Under United States GAAP, depreciation amortization and interest expense can obscure the real operating performance of an extended stay hotel, so sophisticated owners strip those out to calculate hotel EBITDA and adjusted EBITDA. They then layer in income taxes, non cash stock based compensation and other adjustments to arrive at FFO and adjusted FFO metrics that guide pricing strategy for both individual hotel and multi asset hotel portfolios. When those numbers show steady growth year after full year, revenue managers gain the confidence to keep rates rational, favouring occupancy and guest loyalty over short term spikes that would undermine the extended stay momentum described in recent industry statements.

For travellers comparing brands, this shift away from pure RevPAR obsession towards holistic cash flow health is good news. A company that optimises weighted average length of stay and protects FFO per common share is usually the one that keeps laundry rooms spotless, Wi Fi robust and late checkout policies flexible. If you want to understand why extended stay hotels are outperforming the rest of hospitality, recent analysis of segment outperformance offers a clear, guest facing explanation of how these financial levers support better everyday experiences.

What the numbers mean for your next long stay booking

For an executive turning a New York or Austin assignment into a ten night working retreat, the extended stay hotel market performance Q1 2026 story is ultimately about choice. Supply grew 4.6 percent year over year but is now decelerating, which means more keys on the market without the overbuilding that usually forces a race to the bottom on price and service. Occupancy gains with only marginal rate increases suggest that the best hotels are filling with guests who value kitchens that actually function, desks with real task lighting and neighbourhoods where you quickly become a regular.

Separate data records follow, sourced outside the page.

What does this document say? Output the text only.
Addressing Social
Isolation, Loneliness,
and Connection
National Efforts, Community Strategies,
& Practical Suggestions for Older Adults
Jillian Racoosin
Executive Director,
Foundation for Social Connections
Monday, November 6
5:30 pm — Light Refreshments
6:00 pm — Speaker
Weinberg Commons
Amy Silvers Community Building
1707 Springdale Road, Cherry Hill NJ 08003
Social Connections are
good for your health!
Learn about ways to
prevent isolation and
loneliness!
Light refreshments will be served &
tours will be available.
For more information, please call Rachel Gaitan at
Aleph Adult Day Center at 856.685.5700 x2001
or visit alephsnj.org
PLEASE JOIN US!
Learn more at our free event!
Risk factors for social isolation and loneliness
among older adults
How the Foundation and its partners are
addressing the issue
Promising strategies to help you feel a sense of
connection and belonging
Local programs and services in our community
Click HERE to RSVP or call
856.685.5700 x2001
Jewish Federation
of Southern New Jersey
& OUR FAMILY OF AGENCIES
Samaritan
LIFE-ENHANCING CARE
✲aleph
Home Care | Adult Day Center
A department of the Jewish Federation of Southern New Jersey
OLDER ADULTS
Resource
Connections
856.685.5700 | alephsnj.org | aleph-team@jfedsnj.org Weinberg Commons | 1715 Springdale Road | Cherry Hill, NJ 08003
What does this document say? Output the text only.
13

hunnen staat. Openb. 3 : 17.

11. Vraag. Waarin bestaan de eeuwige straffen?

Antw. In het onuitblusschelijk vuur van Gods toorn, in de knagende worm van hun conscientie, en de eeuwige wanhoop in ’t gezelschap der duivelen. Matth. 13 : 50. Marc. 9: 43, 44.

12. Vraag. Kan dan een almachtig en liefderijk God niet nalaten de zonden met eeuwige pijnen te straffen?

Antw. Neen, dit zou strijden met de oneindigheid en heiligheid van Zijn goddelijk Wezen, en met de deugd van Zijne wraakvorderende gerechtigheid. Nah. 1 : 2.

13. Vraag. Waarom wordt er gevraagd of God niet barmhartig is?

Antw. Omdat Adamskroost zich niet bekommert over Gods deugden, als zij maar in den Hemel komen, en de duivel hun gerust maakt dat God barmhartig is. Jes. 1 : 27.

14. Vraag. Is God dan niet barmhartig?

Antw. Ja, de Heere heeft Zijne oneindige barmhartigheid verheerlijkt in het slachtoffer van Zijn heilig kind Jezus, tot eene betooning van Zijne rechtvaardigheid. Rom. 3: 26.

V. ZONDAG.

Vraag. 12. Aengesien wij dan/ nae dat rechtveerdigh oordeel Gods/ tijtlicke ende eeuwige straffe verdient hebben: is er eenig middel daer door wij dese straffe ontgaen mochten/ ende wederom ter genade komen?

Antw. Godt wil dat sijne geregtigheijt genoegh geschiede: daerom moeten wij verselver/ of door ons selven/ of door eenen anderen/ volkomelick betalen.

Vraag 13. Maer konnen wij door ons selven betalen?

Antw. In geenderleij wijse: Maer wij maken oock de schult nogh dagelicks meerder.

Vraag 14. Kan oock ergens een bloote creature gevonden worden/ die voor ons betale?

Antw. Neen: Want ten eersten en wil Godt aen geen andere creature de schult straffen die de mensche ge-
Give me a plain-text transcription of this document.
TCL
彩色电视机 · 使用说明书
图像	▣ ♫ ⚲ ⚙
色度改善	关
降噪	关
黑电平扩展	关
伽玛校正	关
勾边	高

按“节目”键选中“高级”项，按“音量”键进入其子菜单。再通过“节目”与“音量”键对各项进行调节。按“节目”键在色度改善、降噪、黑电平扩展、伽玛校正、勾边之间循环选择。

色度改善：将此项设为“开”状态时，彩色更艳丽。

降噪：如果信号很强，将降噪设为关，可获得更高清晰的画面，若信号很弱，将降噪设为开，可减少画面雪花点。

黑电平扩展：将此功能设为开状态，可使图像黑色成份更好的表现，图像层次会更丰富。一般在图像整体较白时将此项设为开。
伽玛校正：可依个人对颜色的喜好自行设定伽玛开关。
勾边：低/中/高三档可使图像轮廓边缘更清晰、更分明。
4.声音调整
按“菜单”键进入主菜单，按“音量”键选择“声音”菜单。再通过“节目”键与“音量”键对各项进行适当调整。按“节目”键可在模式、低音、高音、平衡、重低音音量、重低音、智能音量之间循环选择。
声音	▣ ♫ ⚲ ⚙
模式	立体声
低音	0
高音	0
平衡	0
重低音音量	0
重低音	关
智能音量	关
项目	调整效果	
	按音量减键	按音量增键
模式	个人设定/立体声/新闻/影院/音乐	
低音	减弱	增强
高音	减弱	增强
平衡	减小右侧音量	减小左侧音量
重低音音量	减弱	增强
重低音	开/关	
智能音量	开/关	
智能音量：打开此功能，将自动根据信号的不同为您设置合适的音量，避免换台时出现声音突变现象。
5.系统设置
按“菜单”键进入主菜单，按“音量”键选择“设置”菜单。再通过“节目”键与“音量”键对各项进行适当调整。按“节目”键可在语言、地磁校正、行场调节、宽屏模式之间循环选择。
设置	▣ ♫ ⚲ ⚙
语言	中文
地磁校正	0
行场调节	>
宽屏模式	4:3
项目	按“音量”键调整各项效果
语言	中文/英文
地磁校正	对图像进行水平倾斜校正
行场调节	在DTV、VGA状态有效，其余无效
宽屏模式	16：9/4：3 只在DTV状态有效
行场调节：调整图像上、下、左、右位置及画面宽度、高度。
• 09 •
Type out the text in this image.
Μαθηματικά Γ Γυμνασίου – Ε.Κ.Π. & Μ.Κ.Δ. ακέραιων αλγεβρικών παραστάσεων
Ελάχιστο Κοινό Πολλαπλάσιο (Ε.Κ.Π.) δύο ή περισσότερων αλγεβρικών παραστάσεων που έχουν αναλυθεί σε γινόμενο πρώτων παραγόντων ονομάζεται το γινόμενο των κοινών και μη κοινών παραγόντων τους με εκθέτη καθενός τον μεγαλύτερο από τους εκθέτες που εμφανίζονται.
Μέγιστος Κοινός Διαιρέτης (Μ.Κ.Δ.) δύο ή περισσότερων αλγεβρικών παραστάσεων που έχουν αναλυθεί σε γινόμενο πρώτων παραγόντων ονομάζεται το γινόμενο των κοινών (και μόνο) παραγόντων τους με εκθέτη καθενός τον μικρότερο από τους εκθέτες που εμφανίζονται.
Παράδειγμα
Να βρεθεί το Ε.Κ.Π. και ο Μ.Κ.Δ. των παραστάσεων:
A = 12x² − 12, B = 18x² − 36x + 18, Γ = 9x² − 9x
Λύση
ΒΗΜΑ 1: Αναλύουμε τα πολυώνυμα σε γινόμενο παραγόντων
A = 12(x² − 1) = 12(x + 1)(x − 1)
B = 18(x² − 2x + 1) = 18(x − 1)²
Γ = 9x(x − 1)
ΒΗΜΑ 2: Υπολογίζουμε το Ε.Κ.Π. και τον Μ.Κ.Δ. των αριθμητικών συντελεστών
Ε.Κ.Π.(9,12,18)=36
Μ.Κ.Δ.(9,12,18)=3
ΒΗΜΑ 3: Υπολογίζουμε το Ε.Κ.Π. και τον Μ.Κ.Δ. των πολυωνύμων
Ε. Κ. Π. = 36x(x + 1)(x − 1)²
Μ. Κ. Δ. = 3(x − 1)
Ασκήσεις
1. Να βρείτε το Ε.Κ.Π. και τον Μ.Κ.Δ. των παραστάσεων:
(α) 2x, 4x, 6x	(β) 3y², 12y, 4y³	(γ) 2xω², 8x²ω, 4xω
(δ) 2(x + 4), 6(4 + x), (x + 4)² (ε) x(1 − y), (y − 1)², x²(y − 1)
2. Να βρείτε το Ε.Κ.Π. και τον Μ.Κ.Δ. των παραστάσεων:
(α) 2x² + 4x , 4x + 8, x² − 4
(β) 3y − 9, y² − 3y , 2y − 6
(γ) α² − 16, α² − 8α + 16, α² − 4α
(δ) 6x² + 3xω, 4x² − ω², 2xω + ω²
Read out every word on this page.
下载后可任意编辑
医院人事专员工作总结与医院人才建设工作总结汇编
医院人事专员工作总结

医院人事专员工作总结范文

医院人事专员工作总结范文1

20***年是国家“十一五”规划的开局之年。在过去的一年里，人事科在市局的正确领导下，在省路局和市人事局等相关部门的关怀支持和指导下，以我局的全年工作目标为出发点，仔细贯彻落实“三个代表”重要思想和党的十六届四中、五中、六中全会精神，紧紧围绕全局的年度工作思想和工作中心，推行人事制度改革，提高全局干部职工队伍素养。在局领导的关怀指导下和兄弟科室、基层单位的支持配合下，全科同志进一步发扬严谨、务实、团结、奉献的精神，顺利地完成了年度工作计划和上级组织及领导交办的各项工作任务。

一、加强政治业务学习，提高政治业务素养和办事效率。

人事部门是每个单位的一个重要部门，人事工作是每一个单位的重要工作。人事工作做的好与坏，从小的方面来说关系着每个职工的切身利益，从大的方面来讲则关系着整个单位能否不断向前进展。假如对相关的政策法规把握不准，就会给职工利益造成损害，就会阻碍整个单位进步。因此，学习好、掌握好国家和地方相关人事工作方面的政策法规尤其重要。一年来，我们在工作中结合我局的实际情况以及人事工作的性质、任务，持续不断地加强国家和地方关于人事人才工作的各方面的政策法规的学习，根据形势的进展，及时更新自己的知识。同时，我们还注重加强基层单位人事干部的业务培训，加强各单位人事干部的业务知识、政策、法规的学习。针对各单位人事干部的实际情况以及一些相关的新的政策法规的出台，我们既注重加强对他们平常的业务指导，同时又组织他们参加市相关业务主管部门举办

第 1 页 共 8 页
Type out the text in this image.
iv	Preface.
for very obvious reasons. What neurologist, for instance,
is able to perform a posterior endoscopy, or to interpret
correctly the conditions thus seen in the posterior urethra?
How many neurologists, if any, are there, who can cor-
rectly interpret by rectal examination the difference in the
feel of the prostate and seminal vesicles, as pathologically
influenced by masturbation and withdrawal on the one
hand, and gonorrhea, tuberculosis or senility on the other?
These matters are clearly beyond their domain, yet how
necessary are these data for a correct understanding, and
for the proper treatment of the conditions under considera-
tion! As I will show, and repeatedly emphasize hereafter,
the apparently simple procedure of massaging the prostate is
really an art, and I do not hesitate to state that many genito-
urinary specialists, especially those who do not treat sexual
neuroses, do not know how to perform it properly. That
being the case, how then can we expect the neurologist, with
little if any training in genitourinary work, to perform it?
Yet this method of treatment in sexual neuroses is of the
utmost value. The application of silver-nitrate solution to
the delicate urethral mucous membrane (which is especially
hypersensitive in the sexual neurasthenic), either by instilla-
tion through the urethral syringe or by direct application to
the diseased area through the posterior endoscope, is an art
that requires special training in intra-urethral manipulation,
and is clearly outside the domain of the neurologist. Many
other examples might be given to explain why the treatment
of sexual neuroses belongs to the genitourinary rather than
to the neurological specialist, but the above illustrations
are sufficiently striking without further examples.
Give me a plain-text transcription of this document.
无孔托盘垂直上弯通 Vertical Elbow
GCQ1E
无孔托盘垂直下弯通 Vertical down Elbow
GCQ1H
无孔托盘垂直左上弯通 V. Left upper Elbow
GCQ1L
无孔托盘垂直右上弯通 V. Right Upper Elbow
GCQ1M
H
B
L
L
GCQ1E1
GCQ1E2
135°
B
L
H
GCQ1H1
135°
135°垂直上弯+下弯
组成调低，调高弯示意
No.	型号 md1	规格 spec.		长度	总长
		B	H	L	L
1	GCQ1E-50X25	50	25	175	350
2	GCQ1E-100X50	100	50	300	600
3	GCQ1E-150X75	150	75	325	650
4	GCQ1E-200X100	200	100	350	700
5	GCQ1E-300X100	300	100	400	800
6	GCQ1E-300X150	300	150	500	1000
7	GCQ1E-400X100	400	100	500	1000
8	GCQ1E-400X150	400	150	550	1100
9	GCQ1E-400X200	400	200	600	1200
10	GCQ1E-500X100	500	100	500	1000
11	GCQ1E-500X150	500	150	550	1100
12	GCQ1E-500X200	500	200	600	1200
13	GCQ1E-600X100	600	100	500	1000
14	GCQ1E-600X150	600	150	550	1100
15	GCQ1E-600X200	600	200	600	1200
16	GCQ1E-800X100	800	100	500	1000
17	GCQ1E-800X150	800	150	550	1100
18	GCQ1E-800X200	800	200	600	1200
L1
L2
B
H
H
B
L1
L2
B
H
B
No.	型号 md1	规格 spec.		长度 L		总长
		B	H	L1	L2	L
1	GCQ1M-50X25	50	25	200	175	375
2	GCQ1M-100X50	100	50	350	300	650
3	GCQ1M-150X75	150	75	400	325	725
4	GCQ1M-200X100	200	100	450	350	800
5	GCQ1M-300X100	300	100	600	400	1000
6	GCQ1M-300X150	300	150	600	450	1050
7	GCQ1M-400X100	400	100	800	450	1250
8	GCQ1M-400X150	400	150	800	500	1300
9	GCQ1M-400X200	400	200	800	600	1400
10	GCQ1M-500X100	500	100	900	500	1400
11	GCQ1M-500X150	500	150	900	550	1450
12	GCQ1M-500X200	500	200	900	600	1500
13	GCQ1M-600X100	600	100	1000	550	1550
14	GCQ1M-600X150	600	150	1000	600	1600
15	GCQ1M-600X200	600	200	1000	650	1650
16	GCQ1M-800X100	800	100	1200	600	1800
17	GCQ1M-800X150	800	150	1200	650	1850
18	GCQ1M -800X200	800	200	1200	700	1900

Because the segment’s operating performance is strong, owners can keep reinvesting in sustainability features that matter on a long stay, from induction hobs to efficient laundry equipment and better glazing. If you care about genuine environmental credentials rather than marketing slogans, a practical guide to spotting real hotel sustainability helps you read between the lines of glossy websites and corporate statements. Strong Q1 2026 results also encourage brands to refine their positioning between classic extended stay hotels and high end serviced apartments, a distinction unpacked in depth in a practical decision guide that compares layouts, services and pricing logic.

On the financial side, investors will keep parsing GAAP net income, diluted share counts and the fine print of forward statements, but guests can focus on simpler signals. Look for hotels where RevPAR growth is steady rather than explosive, where cash flow supports visible upgrades and where management talks openly about FFO, adjusted FFO and FFO adjusted as tools to sustain service rather than strip it back. In a quarter this strong, the smartest move for travellers is to book early, lock in an average rate that reflects today’s discipline and then enjoy the quiet luxury of a room that feels less like a stopover and more like a temporary home.